Quelles sont les fonctions du microbiote intestinal ?
uCe microbiote en exerce plusieurs : il participe à la maturation du système immunitaire chez le nouveau-né, il intervient dans la motilité intestinale, il participe à la digestion en dégradant les sucres complexes que l’organisme ne sait pas digérer, et il produit certaines vitamines, en particulier les vitamines du groupe B et la vitamine K. La bonne réalisation de ces fonctions repose sur l’équilibre entre les différents micro-organismes qui composent le microbiote intestinal.

Que se passe-t-il en cas de déséquili-
bre au sein de cet écosystème ?

u Un déséquilibre du microbiote — on parle de dysbiose — entraîne à la fois un changement dans sa composition et dans ses fonctions. Grâce aux avancées considérables permises par le séquençage génomique, on a pu analyser les espèces abritées par notre tube digestif, puis comparer le microbiote de personnes malades (maladies métaboliques, intestinales, neurodégénératives, rénales, psychiatriques...) à celui de personnes saines : la perte de diversité est une grande constante. Mais on ignore encore si cette dysbiose est la cause ou la conséquence de ces pathologies ; l’hypothèse est qu’il existe un cercle vicieux entre ce déséquilibre et des changements dans nos modes de vie (modifications de notre alimentation, prise de médicaments...), qui chroniciserait ces pathologies.

u Le transfert de microbiote fécal (TMF) est une technique très séduisante qui consiste à remplacer un microbiote intestinal dysbiotique par un microbiote prélevé sur une personne en bonne santé. Mais les scientifiques restent très prudents à l’égard de cette technique. D’ailleurs, le TMF n’a qu’une indication en santé, les infections à Clostridium difficile. Dans les maladies métaboliques, plusieurs expériences menées sur des rongeurs obèses ont montré les limites de cette approche : si l’alimentation initiale, riche en graisses et en sucres, n’est pas modifiée, le nouveau microbiote se déséquilibre rapidement à son tour. Ces résultats soulignent l’importance de l’environnement en général, et de l’alimentation en particulier, dans l’attention que l’on doit porter à son microbiote intestinal.

Il suffirait donc de modifier son alimentation ?
uLà encore, les choses ne sont pas si simples. Certes, on observe davantage de problèmes lorsque l’alimentation est peu diversifiée et pauvre en fibres. Mais il apparaît qu’une même alimentation n’a pas le même effet chez tout le monde. Une étude menée chez des patients obèses montre que ceux dont le microbiote intestinal était riche avant leur prise de poids avaient le meilleur profil d’amélioration après un régime riche en fibres, en protéines et en glucides à indice glycémique bas.

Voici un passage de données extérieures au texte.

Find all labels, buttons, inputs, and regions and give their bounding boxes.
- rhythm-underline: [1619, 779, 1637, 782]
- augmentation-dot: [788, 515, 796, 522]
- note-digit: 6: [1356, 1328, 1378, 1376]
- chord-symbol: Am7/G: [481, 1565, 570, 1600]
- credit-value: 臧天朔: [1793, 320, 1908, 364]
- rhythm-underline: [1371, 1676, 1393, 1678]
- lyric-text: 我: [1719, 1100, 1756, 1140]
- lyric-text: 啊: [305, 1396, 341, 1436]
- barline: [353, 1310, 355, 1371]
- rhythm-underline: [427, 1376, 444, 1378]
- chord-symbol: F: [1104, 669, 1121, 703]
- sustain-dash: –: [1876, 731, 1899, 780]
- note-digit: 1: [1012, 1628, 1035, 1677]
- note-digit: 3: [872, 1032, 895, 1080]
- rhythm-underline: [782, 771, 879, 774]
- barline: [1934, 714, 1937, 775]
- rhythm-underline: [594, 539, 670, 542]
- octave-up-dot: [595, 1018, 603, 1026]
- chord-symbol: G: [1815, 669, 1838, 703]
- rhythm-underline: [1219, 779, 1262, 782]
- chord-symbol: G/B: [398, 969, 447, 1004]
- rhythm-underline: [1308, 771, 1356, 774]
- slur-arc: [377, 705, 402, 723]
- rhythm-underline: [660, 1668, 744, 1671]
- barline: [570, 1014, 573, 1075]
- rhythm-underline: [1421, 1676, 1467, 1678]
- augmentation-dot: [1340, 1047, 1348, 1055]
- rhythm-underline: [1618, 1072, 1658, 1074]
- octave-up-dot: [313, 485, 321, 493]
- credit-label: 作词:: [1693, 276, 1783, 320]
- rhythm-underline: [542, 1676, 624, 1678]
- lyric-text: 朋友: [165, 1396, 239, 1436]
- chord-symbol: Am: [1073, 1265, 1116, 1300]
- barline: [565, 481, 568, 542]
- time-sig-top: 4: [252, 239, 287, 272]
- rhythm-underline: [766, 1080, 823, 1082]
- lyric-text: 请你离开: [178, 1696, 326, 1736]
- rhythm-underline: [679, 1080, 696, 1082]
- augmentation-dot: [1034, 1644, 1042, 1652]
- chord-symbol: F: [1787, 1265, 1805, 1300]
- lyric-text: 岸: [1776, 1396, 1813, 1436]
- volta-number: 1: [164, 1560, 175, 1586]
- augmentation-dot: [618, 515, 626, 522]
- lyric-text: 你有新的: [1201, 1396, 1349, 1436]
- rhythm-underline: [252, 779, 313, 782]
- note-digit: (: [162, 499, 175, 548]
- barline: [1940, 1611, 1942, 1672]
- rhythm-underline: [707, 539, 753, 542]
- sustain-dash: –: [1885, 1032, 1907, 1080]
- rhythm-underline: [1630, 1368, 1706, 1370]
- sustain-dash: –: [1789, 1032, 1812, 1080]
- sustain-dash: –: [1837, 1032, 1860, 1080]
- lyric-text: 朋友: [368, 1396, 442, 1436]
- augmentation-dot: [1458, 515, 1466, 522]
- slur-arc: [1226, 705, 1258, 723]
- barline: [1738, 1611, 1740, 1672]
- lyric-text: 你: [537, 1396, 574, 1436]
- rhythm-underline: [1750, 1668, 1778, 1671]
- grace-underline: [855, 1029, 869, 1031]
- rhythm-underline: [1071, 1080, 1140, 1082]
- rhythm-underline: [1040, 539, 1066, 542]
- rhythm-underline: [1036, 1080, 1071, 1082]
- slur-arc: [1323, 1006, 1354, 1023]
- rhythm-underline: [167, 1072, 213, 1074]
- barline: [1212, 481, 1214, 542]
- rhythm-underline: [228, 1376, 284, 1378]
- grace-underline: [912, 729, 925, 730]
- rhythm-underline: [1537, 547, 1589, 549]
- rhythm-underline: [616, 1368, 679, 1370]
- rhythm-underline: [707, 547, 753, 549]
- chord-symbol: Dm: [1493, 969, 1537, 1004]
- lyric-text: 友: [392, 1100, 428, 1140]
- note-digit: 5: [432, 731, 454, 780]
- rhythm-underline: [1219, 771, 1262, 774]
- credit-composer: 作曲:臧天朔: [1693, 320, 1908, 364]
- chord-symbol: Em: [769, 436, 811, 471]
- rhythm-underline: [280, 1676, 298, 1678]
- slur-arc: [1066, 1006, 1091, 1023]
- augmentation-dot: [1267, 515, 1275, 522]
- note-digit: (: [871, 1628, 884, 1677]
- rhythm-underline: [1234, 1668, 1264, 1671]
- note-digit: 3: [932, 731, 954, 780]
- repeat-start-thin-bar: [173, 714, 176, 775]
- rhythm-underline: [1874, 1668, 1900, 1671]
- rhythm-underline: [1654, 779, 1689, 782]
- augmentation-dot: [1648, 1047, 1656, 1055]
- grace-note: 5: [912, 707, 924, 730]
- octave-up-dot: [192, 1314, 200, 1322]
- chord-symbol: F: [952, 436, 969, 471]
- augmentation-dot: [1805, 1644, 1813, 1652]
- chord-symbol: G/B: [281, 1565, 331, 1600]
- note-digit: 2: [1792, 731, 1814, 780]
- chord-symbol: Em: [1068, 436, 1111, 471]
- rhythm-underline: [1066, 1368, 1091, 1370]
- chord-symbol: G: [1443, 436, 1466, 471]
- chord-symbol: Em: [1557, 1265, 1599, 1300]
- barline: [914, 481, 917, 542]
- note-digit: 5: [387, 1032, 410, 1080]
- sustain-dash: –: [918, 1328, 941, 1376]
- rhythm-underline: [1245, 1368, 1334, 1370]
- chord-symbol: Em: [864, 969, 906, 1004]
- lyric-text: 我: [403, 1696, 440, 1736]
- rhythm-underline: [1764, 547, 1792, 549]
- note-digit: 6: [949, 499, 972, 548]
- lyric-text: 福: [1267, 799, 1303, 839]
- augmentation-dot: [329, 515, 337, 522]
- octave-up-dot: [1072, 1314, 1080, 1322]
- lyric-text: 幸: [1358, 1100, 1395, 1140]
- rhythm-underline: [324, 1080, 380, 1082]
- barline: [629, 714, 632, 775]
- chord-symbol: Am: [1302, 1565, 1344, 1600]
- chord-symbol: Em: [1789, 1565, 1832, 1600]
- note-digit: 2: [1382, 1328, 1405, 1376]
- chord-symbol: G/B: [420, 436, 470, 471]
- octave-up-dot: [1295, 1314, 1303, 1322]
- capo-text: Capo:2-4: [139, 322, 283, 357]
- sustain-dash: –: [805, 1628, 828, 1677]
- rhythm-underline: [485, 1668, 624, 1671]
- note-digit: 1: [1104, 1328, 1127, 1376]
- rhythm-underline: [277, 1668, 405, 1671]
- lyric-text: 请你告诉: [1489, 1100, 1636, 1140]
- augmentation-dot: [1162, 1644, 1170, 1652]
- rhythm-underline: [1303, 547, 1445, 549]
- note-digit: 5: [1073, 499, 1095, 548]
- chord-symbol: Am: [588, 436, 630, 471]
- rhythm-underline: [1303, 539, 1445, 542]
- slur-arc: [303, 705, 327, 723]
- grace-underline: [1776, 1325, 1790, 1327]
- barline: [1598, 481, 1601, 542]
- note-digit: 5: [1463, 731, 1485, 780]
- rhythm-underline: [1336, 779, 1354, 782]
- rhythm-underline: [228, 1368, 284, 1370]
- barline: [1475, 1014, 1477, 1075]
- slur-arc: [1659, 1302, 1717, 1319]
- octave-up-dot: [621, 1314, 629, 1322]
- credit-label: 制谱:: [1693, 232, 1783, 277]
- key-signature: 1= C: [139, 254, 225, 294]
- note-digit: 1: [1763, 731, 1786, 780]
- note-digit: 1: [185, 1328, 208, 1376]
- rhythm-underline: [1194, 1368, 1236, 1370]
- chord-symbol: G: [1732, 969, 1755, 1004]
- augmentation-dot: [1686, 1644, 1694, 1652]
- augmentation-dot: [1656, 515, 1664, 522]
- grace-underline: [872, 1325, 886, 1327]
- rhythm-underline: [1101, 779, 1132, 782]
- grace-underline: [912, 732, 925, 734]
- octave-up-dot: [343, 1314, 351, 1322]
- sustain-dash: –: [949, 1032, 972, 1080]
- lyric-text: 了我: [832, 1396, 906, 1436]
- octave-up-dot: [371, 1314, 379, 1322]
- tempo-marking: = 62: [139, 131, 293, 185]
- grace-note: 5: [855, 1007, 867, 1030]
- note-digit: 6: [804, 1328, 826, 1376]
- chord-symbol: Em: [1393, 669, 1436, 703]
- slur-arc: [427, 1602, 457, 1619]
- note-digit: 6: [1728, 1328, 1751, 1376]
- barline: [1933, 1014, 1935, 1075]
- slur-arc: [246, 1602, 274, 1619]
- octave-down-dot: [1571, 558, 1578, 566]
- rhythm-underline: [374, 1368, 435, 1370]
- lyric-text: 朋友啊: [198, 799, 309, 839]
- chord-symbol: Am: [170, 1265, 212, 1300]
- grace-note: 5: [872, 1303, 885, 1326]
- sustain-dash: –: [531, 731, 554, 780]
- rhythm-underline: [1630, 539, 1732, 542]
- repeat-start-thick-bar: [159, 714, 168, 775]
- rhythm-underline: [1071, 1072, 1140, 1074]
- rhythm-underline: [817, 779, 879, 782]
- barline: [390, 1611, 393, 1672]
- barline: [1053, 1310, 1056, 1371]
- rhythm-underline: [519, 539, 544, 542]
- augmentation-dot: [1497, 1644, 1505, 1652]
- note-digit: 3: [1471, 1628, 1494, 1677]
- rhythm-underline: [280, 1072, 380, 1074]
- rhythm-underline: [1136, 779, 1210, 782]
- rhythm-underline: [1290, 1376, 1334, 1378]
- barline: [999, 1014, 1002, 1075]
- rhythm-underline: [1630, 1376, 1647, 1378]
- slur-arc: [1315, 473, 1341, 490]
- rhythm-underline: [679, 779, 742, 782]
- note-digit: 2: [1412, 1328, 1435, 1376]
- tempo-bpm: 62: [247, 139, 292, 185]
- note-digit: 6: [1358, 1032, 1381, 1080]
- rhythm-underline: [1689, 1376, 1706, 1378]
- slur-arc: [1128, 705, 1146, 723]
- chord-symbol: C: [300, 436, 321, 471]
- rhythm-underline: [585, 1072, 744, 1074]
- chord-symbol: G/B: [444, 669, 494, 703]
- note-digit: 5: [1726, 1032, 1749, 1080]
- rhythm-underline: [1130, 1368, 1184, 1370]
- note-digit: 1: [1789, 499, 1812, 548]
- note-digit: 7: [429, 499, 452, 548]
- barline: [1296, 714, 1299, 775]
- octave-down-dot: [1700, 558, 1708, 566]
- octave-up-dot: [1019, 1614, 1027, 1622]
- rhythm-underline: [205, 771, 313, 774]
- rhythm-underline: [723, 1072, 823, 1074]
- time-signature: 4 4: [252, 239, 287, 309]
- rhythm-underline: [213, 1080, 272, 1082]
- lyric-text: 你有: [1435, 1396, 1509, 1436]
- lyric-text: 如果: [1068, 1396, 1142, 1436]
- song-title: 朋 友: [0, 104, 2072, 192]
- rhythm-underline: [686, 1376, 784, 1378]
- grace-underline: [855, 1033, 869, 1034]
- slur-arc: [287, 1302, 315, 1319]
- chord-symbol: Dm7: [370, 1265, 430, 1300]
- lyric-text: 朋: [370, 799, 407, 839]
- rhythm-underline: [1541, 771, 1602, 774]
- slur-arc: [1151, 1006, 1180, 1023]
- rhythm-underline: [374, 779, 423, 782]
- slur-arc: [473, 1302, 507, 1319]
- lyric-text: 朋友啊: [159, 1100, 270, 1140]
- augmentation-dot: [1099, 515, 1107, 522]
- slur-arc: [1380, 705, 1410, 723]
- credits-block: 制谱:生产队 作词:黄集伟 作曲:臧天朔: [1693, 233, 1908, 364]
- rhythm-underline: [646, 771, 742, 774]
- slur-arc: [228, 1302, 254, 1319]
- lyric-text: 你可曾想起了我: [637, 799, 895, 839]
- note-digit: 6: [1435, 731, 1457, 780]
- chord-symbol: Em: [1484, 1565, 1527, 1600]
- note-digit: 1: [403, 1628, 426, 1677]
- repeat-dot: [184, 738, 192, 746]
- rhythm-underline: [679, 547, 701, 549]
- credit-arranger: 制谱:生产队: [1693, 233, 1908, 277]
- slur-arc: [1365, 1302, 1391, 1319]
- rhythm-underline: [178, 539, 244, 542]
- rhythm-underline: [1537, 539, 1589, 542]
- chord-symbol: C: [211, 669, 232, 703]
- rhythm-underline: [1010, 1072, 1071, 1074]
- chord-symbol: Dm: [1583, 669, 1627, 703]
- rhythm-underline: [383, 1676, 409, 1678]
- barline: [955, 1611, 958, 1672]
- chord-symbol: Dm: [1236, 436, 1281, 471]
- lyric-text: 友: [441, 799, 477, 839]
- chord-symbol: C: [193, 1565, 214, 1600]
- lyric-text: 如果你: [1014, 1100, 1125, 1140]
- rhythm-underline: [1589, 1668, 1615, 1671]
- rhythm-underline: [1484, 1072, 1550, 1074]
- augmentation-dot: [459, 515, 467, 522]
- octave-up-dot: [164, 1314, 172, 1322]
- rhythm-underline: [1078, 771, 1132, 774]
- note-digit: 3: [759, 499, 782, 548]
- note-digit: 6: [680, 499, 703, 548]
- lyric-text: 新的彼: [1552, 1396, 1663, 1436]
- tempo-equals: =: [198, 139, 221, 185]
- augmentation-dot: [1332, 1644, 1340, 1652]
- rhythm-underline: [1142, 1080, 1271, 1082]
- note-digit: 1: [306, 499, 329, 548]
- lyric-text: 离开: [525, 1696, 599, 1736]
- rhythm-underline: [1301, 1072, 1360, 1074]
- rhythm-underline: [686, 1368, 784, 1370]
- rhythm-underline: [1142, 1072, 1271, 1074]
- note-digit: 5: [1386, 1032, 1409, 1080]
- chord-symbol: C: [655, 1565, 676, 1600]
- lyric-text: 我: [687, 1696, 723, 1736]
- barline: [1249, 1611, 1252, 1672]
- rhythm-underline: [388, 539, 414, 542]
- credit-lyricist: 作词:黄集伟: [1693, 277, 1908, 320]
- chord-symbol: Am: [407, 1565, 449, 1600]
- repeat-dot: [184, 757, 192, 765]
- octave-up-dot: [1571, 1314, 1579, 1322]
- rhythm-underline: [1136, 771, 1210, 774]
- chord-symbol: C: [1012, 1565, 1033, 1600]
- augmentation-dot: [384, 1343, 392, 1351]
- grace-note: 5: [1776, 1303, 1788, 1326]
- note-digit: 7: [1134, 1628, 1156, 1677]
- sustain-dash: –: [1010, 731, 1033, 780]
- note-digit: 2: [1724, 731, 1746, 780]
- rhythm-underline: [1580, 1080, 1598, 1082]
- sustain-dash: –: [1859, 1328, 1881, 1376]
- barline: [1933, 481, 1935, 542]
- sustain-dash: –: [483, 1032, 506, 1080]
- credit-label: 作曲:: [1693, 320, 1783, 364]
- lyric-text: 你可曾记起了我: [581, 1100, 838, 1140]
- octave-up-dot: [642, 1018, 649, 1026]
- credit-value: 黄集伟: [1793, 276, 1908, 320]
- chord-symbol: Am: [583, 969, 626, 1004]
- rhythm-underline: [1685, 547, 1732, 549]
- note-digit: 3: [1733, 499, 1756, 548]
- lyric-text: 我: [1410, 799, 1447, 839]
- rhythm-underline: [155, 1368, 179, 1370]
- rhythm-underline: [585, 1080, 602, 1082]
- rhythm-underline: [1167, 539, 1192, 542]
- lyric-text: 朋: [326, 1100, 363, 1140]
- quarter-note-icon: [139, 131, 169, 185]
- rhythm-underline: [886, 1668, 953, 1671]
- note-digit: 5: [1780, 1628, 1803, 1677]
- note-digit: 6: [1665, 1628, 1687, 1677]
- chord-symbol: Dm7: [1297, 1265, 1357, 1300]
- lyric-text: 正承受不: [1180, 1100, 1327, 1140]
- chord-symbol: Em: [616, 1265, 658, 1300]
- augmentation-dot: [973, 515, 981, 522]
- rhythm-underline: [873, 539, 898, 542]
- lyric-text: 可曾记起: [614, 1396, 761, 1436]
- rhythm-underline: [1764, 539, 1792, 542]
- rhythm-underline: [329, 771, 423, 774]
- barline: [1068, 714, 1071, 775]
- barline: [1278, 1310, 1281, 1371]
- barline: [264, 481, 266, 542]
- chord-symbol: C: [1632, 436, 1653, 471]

Que faut-il penser des probiotiques et des prébiotiques sous forme de compléments alimentaires ?
u De nombreux travaux portent sur l’intérêt des pro et prébiotiques, ainsi que sur celui des post-biotiques*, afin de déterminer comment les utiliser dans des pathologies complexes comme l’obésité ou le diabète. Pour l’heure, on manque de données solides. Néanmoins, leur consommation sous forme de compléments alimentaires ne semble pas avoir d’effets indésirables.

TLM : Aurait-on intérêt à proposer un test d’analyse du microbiote intestinal à chaque patient souffrant d’une maladie dans laquelle il pourrait être impliqué ? u Les sociétés savantes appellent à la prudence en raison de la variabilité de ces tests. En outre, de mon point de vue, on ne peut pas décorréler l’analyse du microbiote de celle de son environnement — alimentation mais aussi activité physique, cadre de vie... Les médicaments modulent également le microbiote intestinal : si les antibiotiques tout comme les inhibiteurs de la pompe à protons (IPP) altèrent son équilibre, les statines ont plutôt un effet bénéfique chez les patients qui reçoivent ce traitement pour prévenir le risque de maladie cardiovasculaire associé à leur obésité. Ces exemples montrent qu’il faudrait adopter une approche intégrative. L’intelligence artificielle pourrait prendre ici tout son intérêt. Autre élément : on sait désormais que la réponse d’un individu à une recommandation alimentaire dépend du profil de son microbiote. Il faut donc proposer des approches individuelles. C’est là que sont les vrais enjeux.